Le président Emmanuel Macron a accusé les dirigeants libanais de «trahison collective» pour leur incapacité à former un gouvernement à la suite de l’énorme explosion du port de Beyrouth en août.
Lors d’une rare conférence de presse consacrée au Liban dimanche, Macron a critiqué l’élite politique libanaise pour avoir donné la priorité à ses intérêts égoïstes sur ceux de leur pays.
«Ils ont décidé de trahir cet engagement [de former un gouvernement]», a déclaré Macron aux journalistes, déclarant qu’il avait «honte» des dirigeants du pays.
Macron avait pressé à plusieurs reprises les dirigeants libanais de former le gouvernement, affirmant qu’un cabinet réformateur était essentiel si l’aide devait affluer pour reconstruire le pays.
Le Premier ministre libanais, Mustapha Adib, a démissionné samedi, affirmant qu’il n’avait pas été en mesure de former un gouvernement.

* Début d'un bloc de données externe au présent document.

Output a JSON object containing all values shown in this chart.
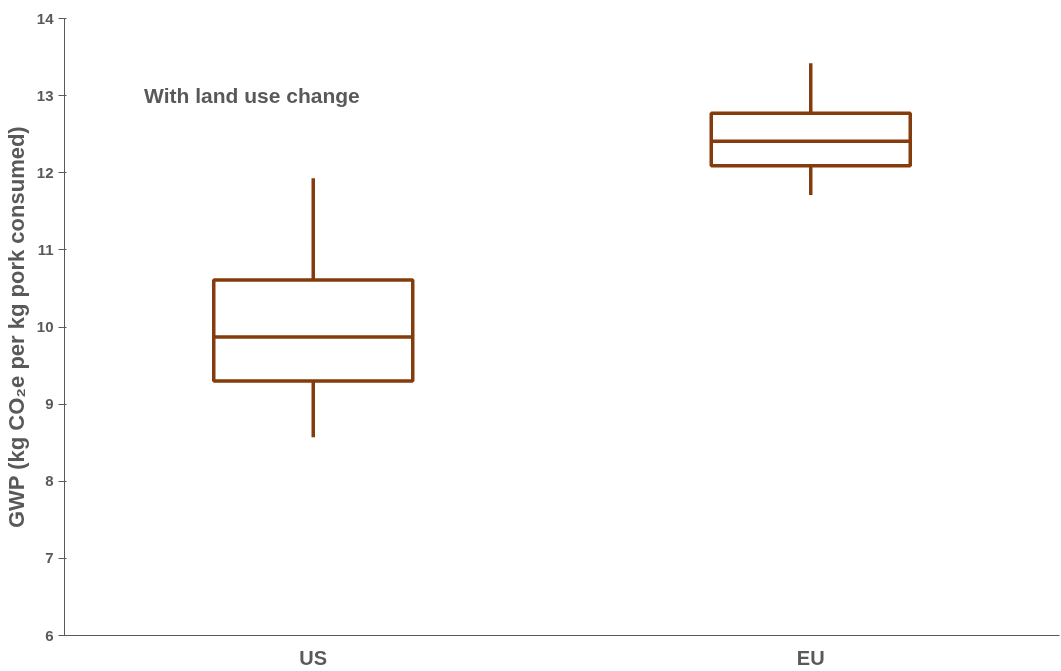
{
  "chart_data": {
    "type": "box",
    "categories": [
      "US",
      "EU"
    ],
    "ylabel": "GWP (kg CO₂e per kg pork consumed)",
    "color": "#843c0c",
    "boxes": [
      {
        "low": 8.57,
        "q1": 9.3,
        "median": 9.87,
        "q3": 10.61,
        "high": 11.93
      },
      {
        "low": 11.71,
        "q1": 12.09,
        "median": 12.41,
        "q3": 12.77,
        "high": 13.42
      }
    ],
    "ylim": [
      6,
      14
    ],
    "yticks": [
      6,
      7,
      8,
      9,
      10,
      11,
      12,
      13,
      14
    ],
    "grid": false,
    "annotations": [
      "With land use change"
    ]
  }
}
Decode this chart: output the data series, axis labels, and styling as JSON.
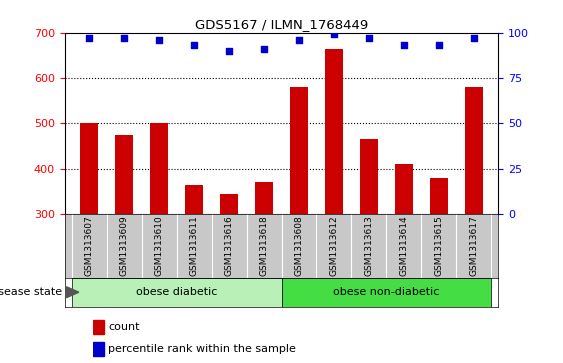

« Je vois que les autorités et les forces politiques libanaises ont choisi de favoriser leurs intérêts partisans et individuels au détriment de l’intérêt général du pays », a ajouté Macron.
Macron a déclaré qu’aucun des dirigeants du Liban – où, à la suite de la guerre civile de 1975-1990, le pouvoir est traditionnellement partagé entre les musulmans chiites, les musulmans sunnites et les chrétiens – n’avait été à la hauteur de la tâche.
«Tous parient sur le pire des scénarios pour se sauver eux-mêmes, les intérêts de leur famille ou de leur clan», a-t-il déclaré.
«J’ai donc décidé de prendre acte de cette trahison collective et du refus des responsables libanais de s’engager de bonne foi.»
« La dernière chance »
Macron a envoyé un avertissement au Hezbollah, qui était bien représenté dans le gouvernement sortant et certains analystes accusent de retarder le processus.
Le Hezbollah ne doit «pas penser qu’il est plus puissant qu’il ne l’est… Il doit montrer qu’il respecte tous les Libanais. Et ces derniers jours, il a clairement montré le contraire », a déclaré Macron.
«Il y a une question qui doit être posée au Hezbollah et à nous-mêmes. S’agit-il vraiment d’un parti politique ou procède-t-il simplement dans une logique dictée par l’Iran et ses forces terroristes? » il ajouta.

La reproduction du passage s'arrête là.